Ich will meinen Körper zurück
Aber mein Körper gehörte gefühlt auch nicht mehr mir, sondern wurde ständig gefordert. Alles drehte sich nur noch ums Baby. Wenn es Hunger hatte, musste ich herhalten. Zum Teil fühlte ich mich, als würde ich einfach nur ausgesaugt werden. "Dein Baby entwickelt sich prächtig", lobte die Hebamme. Ja toll, dafür fühle ich mich mies, ging es mir durch den Kopf. Bitte nicht falsch verstehen: Es ist völlig in Ordnung und normal, dass nach der Geburt eines Kindes die eigenen Bedürfnisse erst mal in den Hintergrund treten und das Baby an erster Stelle steht. Das ist ja auch nur für eine vorübergehende Zeit so. Dennoch hätte ich mir nie träumen lassen, wie schwer mir diese gefühlte Fremdbestimmtheit dann doch fallen würde.
Paarzeit und Freunde treffen? Pustekuchen!
In meiner vorschwangeren Verblendung hatte ich mir vorgestellt, dass wir uns regelmäßige Paarabende einrichten würden. Oma oder ein Babysitter würde uns da schon unterstützen. Doch dann kam das große "Ja, aber"! Ja, sie würden uns unterstützen, aber einen (familienfremden) Babysitter akzeptierte unser Sohn nie. Ja, Oma macht das, aber dann kommt doch irgendwas dazwischen, weshalb wir zu Hause bleiben. Zum Beispiel, weil wir einfach zu müde zum Ausgehen sind.

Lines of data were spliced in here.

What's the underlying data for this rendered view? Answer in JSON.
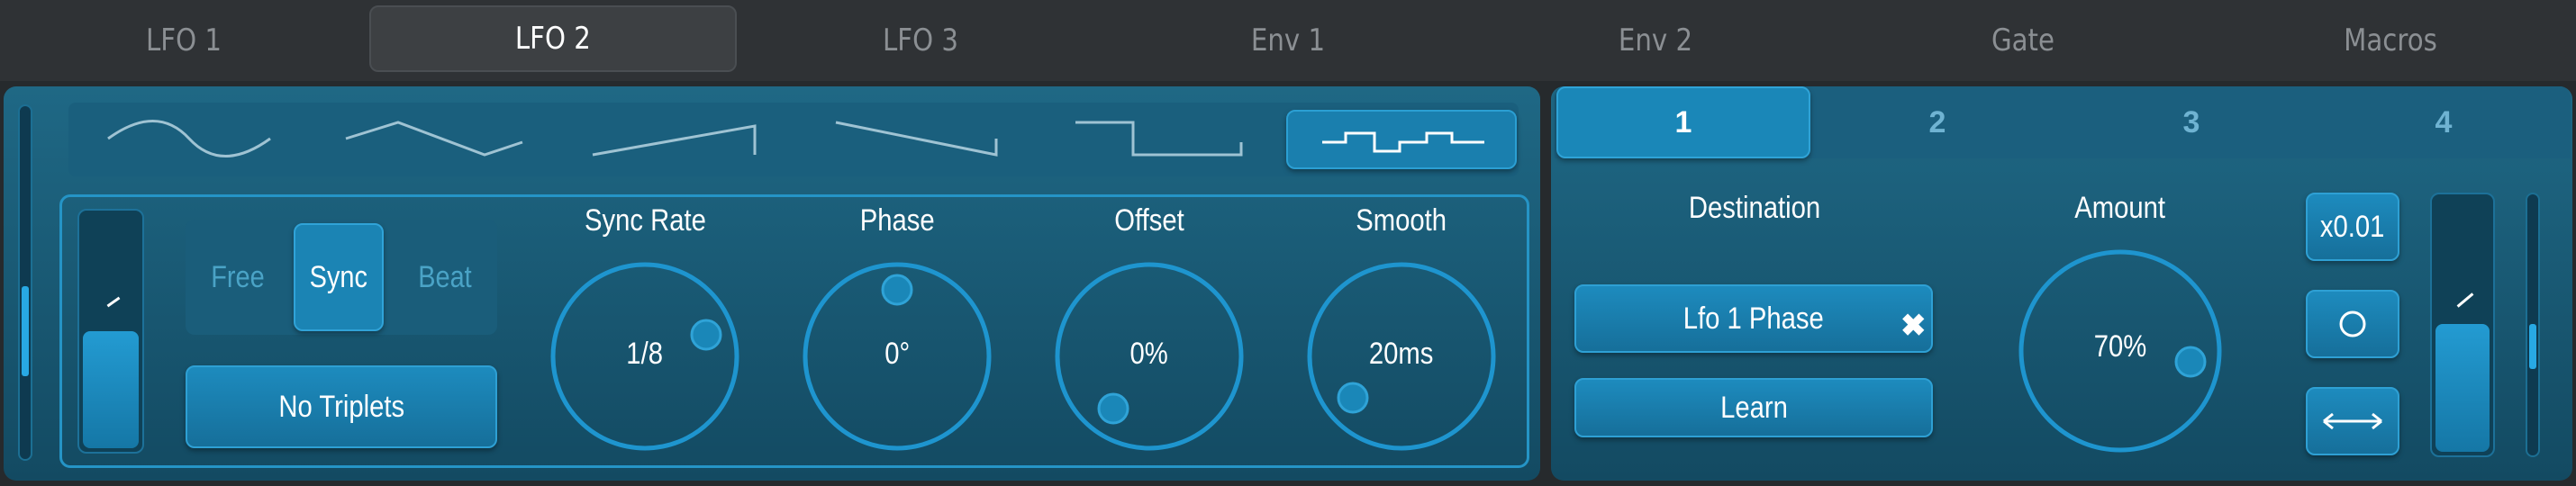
{
  "tabs": [
    {
      "label": "LFO 1",
      "active": false
    },
    {
      "label": "LFO 2",
      "active": true
    },
    {
      "label": "LFO 3",
      "active": false
    },
    {
      "label": "Env 1",
      "active": false
    },
    {
      "label": "Env 2",
      "active": false
    },
    {
      "label": "Gate",
      "active": false
    },
    {
      "label": "Macros",
      "active": false
    }
  ],
  "waveforms": {
    "shapes": [
      "sine-wave-icon",
      "triangle-wave-icon",
      "ramp-up-wave-icon",
      "ramp-down-wave-icon",
      "square-wave-icon",
      "step-wave-icon"
    ],
    "selected": "step-wave-icon"
  },
  "mode": {
    "options": [
      "Free",
      "Sync",
      "Beat"
    ],
    "selected": "Sync"
  },
  "triplets_label": "No Triplets",
  "knobs": {
    "sync_rate": {
      "label": "Sync Rate",
      "value": "1/8"
    },
    "phase": {
      "label": "Phase",
      "value": "0°"
    },
    "offset": {
      "label": "Offset",
      "value": "0%"
    },
    "smooth": {
      "label": "Smooth",
      "value": "20ms"
    }
  },
  "mod_slots": {
    "tabs": [
      "1",
      "2",
      "3",
      "4"
    ],
    "selected": "1"
  },
  "destination": {
    "label": "Destination",
    "value": "Lfo 1 Phase",
    "clear_icon": "✖",
    "learn_label": "Learn"
  },
  "amount": {
    "label": "Amount",
    "value": "70%"
  },
  "multiplier_label": "x0.01",
  "colors": {
    "accent": "#1a87b8",
    "panel_top": "#1f6885",
    "panel_bottom": "#134a62",
    "ring": "#1e95cf",
    "background": "#262a2d"
  }
}
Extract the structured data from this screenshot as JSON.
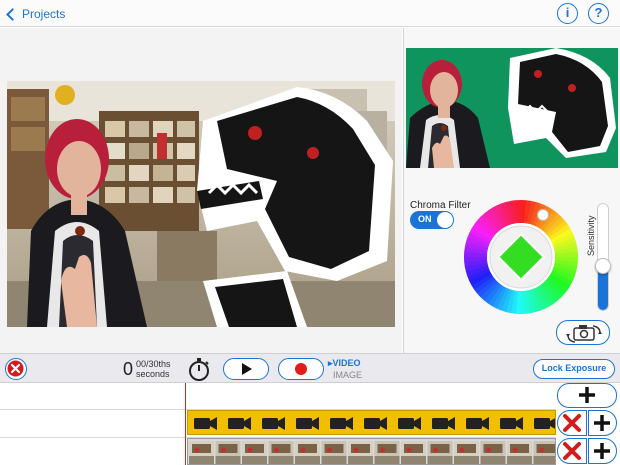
{
  "nav": {
    "back_label": "Projects",
    "info_label": "i",
    "help_label": "?"
  },
  "chroma": {
    "filter_label": "Chroma Filter",
    "toggle_label": "ON",
    "toggle_on": true,
    "sensitivity_label": "Sensitivity",
    "sensitivity_level": 0.42,
    "key_color": "#33dd22"
  },
  "controls": {
    "time_value": "0",
    "time_fraction": "00/30ths",
    "time_unit": "seconds",
    "mode_video_label": "VIDEO",
    "mode_image_label": "IMAGE",
    "lock_exposure_label": "Lock Exposure"
  },
  "colors": {
    "accent": "#1a73d9",
    "record": "#e21b1b",
    "delete": "#d21c1c",
    "video_track": "#f2bf00",
    "playhead": "#e02020"
  },
  "icons": {
    "back": "chevron-left-icon",
    "info": "info-icon",
    "help": "help-icon",
    "delete": "close-icon",
    "timer": "timer-icon",
    "play": "play-icon",
    "record": "record-icon",
    "camera_switch": "camera-switch-icon",
    "add": "plus-icon",
    "video_clip": "video-camera-icon"
  }
}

Und natürlich hatte ich mir auch vorgestellt, meine Freundschaften ganz normal weiterzupflegen. Auch wenn man sich vermutlich in der ersten Zeit etwas seltener sieht. Fakt ist, die meisten – wenn nicht alle – meiner Freundschaften haben sich ziemlich verändert und definitiv verbringe ich wesentlich weniger Zeit mit meinen Freundinnen. Zum Glück haben viele von ihnen inzwischen auch Kinder und wissen daher, wie das ist. Einige von ihnen kriegen das aber auch einfach besser hin als ich: Ein wenig beneide ich meine Freundin, die einmal im Jahr ein verlängertes Wochenende mit ihren Freundinnen in Sankt-Peter-Ording oder so verbringt – komplett ohne Kinder. Alleine die Organisation würde mich schon überfordern ...
Ist das jetzt schlimm?
Ich liebe meinen Sohn über alles und ich liebe auch das Muttersein. Es hat sich einfach gezeigt, dass vieles unplanbar ist und anders läuft, als man es sich vorgestellt hatte. Auf das Elternsein kann man sich eben nicht wirklich vorbereiten. Es hat sich aber auch gezeigt, dass das überhaupt nicht schlimm ist. Im Gegenteil. Tatsächlich verändern sich die eigenen Prioritäten, sodass plötzlich ganz andere Dinge wichtig sind. Und andere Dinge warten können. Und auch wenn sich einige Befürchtungen meines Mannes bestätigt haben, würde ich die Zeit nie zurückdrehen wollen. Viel zu herzerwärmend sind die kleinen Ärmchen, wenn sie sich um deinen Hals legen und dich ganz fest drücken. Oder das erste Küsschen, das du aufgedrückt bekommst von dem Kleinen. Und inzwischen sogar die ersten Zettelchen, auf denen steht "Mama, ich hab dich lieb". Ja, man bekommt vieles zurück, wie es so schön heißt. Es ist aber zwischendurch auch einfach verdammt anstrengend. Doch das ist es definitiv wert.